Friday, May 08, 2009

The cost of a broken heart: $1,071.50

It's a bit strange to say "three years ago I wrote," but it turns I've had the blog that long. Time goes fast. Life goes faster.

The day I moved into my first post-college apartment, I went to the animal shelter to get my first post-college cat. Ever since I was a kid, I've been a cat nut -- I spent about five years pestering my parents before they cracked and, right around my 11th birthday, let me get a cat. My dad and I went to the shelter and returned with Max, who slept on my bed every night until I headed off to college. Max stayed in Maryland when I moved to New York, but there was little question that as soon as I left the dorms and had pet-friendly accommodations, I'd be procuring a cat.

As soon as I got that apartment, I went and adopted River, who came home with me in October 1999, when she was about three months old.
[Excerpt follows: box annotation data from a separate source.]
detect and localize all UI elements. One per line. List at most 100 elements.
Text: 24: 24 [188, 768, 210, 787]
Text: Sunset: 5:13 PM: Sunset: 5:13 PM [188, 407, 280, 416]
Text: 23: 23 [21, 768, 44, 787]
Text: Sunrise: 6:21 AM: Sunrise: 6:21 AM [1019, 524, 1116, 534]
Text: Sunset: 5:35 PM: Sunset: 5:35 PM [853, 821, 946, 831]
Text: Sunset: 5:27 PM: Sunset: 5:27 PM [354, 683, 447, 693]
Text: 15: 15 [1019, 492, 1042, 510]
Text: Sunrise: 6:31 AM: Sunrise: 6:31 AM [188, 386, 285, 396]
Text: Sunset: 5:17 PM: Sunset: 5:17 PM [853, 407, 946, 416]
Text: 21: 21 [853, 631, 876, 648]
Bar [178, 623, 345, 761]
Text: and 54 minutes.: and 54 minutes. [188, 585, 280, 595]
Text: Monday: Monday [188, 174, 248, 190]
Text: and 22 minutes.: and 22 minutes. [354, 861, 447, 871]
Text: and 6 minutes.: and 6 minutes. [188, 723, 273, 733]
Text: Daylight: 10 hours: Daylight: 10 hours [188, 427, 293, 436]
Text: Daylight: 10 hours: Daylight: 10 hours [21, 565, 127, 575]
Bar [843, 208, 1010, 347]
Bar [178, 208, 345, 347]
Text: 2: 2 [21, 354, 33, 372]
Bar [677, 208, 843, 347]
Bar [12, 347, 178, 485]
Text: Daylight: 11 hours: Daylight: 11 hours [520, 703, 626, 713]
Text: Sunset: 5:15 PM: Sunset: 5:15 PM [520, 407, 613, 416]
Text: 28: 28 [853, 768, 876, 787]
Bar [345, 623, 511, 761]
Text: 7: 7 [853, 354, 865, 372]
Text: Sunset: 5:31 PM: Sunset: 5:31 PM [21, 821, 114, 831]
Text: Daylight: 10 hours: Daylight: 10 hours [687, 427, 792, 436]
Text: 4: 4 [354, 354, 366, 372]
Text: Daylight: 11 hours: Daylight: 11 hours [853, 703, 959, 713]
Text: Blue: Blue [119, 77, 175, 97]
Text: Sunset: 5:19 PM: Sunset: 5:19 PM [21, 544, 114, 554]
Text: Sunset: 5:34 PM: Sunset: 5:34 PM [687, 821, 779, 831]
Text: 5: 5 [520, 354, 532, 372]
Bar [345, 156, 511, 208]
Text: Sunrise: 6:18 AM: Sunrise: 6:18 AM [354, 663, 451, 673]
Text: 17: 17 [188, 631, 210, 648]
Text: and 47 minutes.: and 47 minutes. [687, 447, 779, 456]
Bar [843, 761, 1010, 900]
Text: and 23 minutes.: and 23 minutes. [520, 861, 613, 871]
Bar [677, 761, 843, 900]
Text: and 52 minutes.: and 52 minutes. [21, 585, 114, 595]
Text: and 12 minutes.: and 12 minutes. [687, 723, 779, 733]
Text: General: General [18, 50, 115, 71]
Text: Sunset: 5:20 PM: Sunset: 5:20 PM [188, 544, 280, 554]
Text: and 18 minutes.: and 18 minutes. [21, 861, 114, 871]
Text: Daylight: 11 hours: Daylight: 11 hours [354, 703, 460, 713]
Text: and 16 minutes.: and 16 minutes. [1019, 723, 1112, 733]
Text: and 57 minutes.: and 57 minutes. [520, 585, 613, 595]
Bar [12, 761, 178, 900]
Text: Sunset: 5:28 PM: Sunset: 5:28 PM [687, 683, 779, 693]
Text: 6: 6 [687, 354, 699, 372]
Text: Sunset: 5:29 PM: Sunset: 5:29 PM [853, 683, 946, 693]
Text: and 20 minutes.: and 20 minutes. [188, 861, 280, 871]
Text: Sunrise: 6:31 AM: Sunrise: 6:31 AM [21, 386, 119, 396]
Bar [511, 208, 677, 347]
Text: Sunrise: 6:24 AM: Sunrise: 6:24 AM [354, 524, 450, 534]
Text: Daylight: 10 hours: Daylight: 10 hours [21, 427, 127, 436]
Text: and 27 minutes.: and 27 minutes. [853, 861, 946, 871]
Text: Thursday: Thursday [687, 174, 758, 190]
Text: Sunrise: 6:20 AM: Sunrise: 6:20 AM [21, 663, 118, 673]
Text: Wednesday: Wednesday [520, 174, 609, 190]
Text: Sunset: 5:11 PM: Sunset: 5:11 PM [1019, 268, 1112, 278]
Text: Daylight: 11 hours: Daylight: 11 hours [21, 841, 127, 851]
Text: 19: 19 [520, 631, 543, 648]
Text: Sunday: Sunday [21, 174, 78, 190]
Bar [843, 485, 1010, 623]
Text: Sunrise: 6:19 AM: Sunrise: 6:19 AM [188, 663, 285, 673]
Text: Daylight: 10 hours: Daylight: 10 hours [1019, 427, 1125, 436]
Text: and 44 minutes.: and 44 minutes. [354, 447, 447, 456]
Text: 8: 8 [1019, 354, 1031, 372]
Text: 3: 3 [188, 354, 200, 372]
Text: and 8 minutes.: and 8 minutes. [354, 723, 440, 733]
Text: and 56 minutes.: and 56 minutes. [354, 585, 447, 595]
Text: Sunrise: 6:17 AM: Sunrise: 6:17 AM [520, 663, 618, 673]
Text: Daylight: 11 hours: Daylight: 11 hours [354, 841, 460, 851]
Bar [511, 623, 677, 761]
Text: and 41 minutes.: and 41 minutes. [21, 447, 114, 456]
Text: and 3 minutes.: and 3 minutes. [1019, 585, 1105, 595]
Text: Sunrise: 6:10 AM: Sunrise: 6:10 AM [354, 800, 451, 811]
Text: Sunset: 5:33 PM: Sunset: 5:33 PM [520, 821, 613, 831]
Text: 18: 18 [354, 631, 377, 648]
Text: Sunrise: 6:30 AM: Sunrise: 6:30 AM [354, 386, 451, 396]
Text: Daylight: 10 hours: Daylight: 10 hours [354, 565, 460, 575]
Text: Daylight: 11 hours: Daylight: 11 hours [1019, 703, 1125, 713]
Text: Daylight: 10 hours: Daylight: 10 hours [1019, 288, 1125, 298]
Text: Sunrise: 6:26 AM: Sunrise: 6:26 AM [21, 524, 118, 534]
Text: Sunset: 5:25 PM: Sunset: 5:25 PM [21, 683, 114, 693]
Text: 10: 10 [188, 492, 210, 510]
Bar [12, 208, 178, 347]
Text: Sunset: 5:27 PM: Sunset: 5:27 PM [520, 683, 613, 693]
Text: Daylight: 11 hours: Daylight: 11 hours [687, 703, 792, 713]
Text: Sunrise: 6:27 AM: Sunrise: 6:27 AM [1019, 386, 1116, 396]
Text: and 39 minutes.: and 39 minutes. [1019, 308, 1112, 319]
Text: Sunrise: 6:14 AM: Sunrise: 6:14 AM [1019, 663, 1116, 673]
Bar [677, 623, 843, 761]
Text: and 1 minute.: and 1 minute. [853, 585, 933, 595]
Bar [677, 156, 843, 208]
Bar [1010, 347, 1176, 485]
David moved in about a month later, and even though I had her first, River instantly decided she was his girl -- I often referred to myself as her Emergency Backup Human.

Three years ago I wrote about the financial cost of pets, including the inevitable whopping vet bills.

Monday, we noticed River was sniffling a bit, and she had an accident on our bed. I thought she had a bladder infection and maybe a cold. I called and made a vet appointment for Tuesday morning.

River had a panic attack on the way to the vet, and started panting in a way we'd never seen before. The vet seemed more worried about her panting than any of her other symptoms, which initially struck me as strange. Three hours and two X-rays later, the vet was proved right: What I'd thought was a cold was a massive tumor filling River's chest and pushing on all of her organs. By the end of the day, she couldn't breathe well without an oxygen tent.

Wednesday we found out it was lymphoma, inoperable and incurable. Only 48 hours after we realized our cat was sick, we had to say goodbye to our girl.

It cost just over $1,000 in vet medical bills to lose River. We would have paid any multiple of that to save her. As one of my friends said about two years ago on the night he lost his own cat -- "It's the price you pay. They're guaranteed to break your heart at some point."

David and I had River as long as we'd been together. We knew she'd be gone someday, but she was only nine, and we didn't expect it so soon. It's kind of a new milestone for us. Our family, without River.

Pets. One of the most expensive, devastating --and rewarding -- investments you can make. We've spent the last few days giving our younger cat a massive overdose of snuggling.